Is there anyway to write a formula to organize the data into a normal distribution? Any help would be appreciated.

Thank you!

p45cal
02-28-2016, 04:25 PM
From what i can see you have no normal distribution - the only way I can see might be to have different bin range sizes - but I suspect that'd be cheating.

nirvehex
02-28-2016, 05:56 PM
p45cal, No that is not cheating. That is exactly the point. I want to create # of bins, and bin size to achieve a normal distribution or as close to as possible. The things that can change are bin size and # of bins.

p45cal
02-29-2016, 03:05 AM
Currently you have stuck with equal bin range sizes per 'analysis'; what I was suggesting is that these bin ranges be different in size within one 'analysis'. The more I think about it the more I think it's cheating.
I'm no statistician but if you want me to expand on why I think it's cheating, I will.
Going down this route would explain to me why someone coined the phrase 'there are lies, damned lies, and statistics'. The stuff of politicians and climate so-called scientists. Curve-fitting.

p45cal
02-29-2016, 05:46 AM
I can't see any clustering of values of your raw data (apart from everything being between 1 million and 5 million):
15502

Average 3,014,882
SD:1,157,666

Fiddled bin ranges: nice 'normal' curve with 68% values within central 2 bars, 95% of values within the central 4 bars and 99.7% of reading included in all 6 bars.
15501
Cheating.

Paul_Hossler
02-29-2016, 07:34 AM
Sorting the data by Sales, normalizing it to a domain of [0.5, 0.5], and applying a NORM(), I can get this

It looks pretty at least, but I'm not sure exactly where you want to go

15505

nirvehex
02-29-2016, 01:47 PM
p45cal/Paul,

I definitely like where you guys are going with this!

Maybe I'll summarize again what I'm trying to do, as I feel I probably didn't explain as well as I could have.

I'm given a list of sales figures. I want to determine (1) # of groups and (2) group size.
Determine 1 and 2 to group data into groups that when graphed on a column chart, form the shape of a bell curve or close to it.

Paul I see you're plotting each individual point of the normalized data. What I'm hoping to do is to group these points into groups (A, B, C, D, E, F, G, H, etc...) where each letter represents a range and ultimately follows the shape of the bell curve like you have above. So maybe A is 0-20, B is 20-40, C is 40-60, D is 60-80, etc. p45cal used the Excel histogram tool, but I was hoping to come up with a formula that determines (1) the number of groupings needed and (2) the size/range of each grouping in order to obtain a bell curve like shape.
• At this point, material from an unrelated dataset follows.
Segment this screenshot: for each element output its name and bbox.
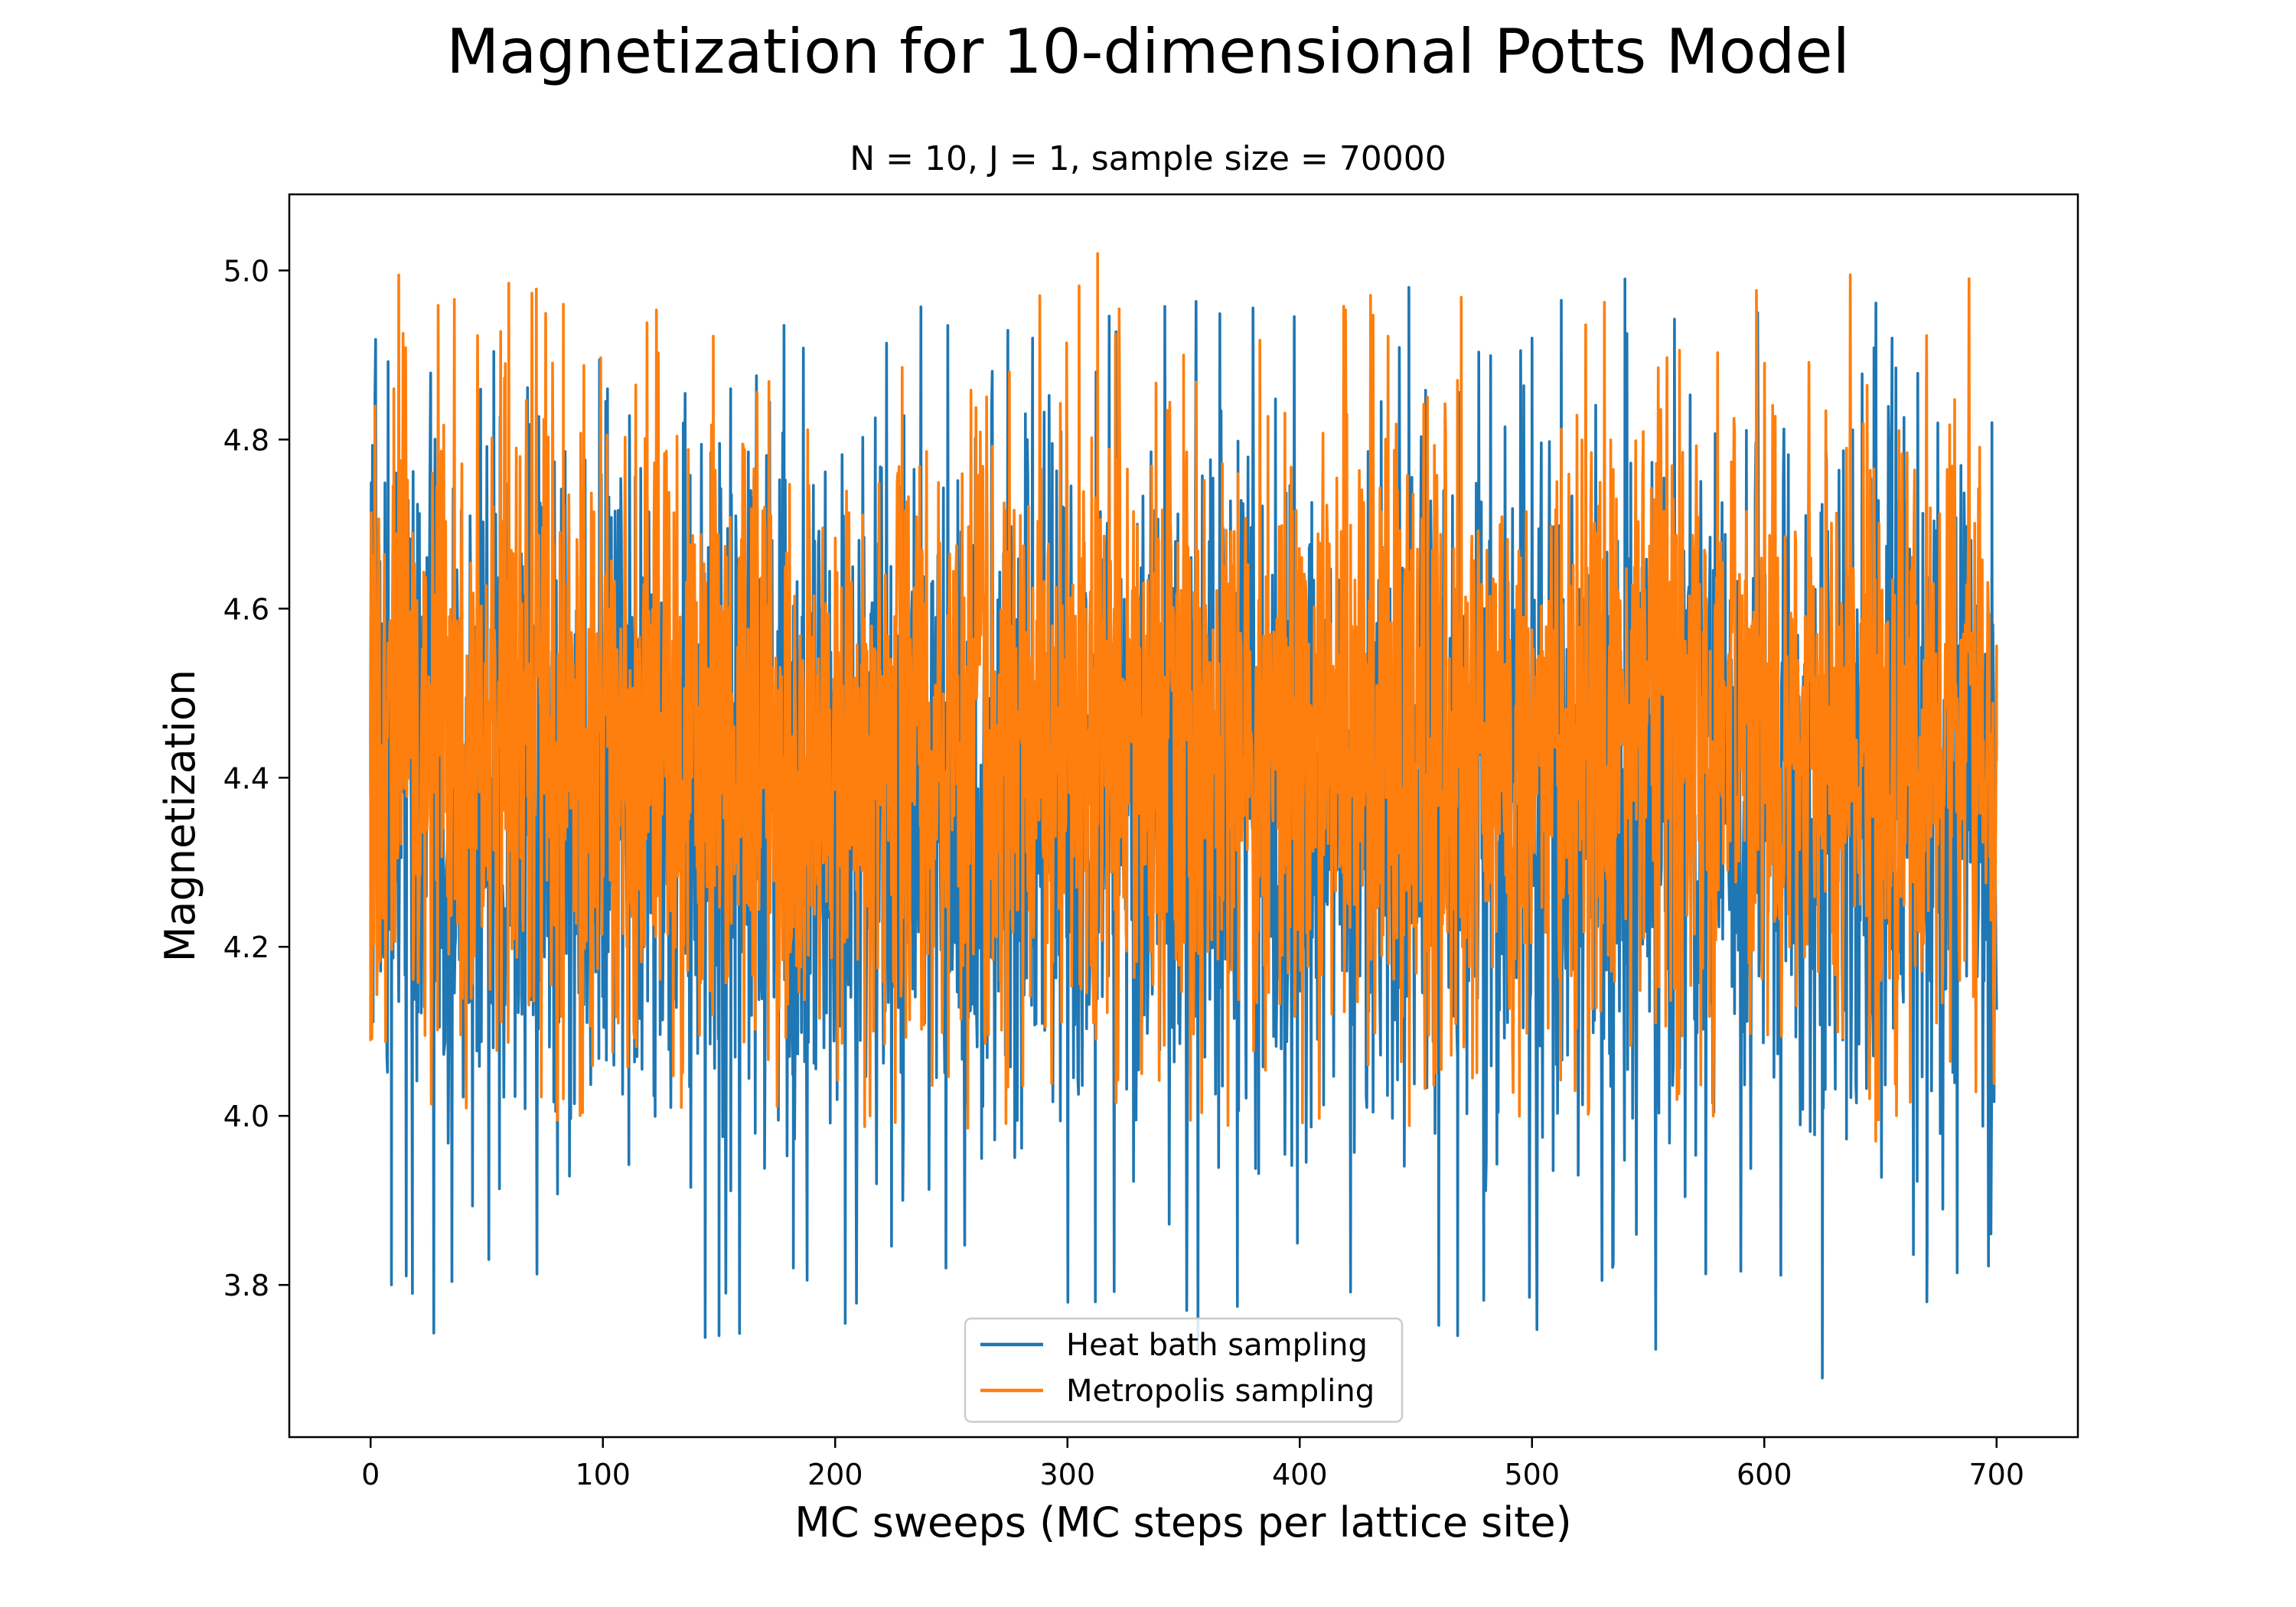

Any idea how to do this without the histogram tool? Paul, I feel like your method is close if I could just figure out a formula that determines # of grouping and grouping size and still follows your bell curve shape above.

Many thanks to both of you!

Paul_Hossler
02-29-2016, 03:59 PM
I calculated the Sales \$ at various standard deviation points and used those as bins for Frequency()

I really don't think you'll get a bell curve since as far as my limited stat skills go it doesn't appear to be normally distributed

But this is what I got

I'd go with p45cal's approach in #5

15512

nirvehex
02-29-2016, 06:39 PM
Ok. Thanks to both of you guys! I think I need to go to a stats refresher course myself, but this was super helpful.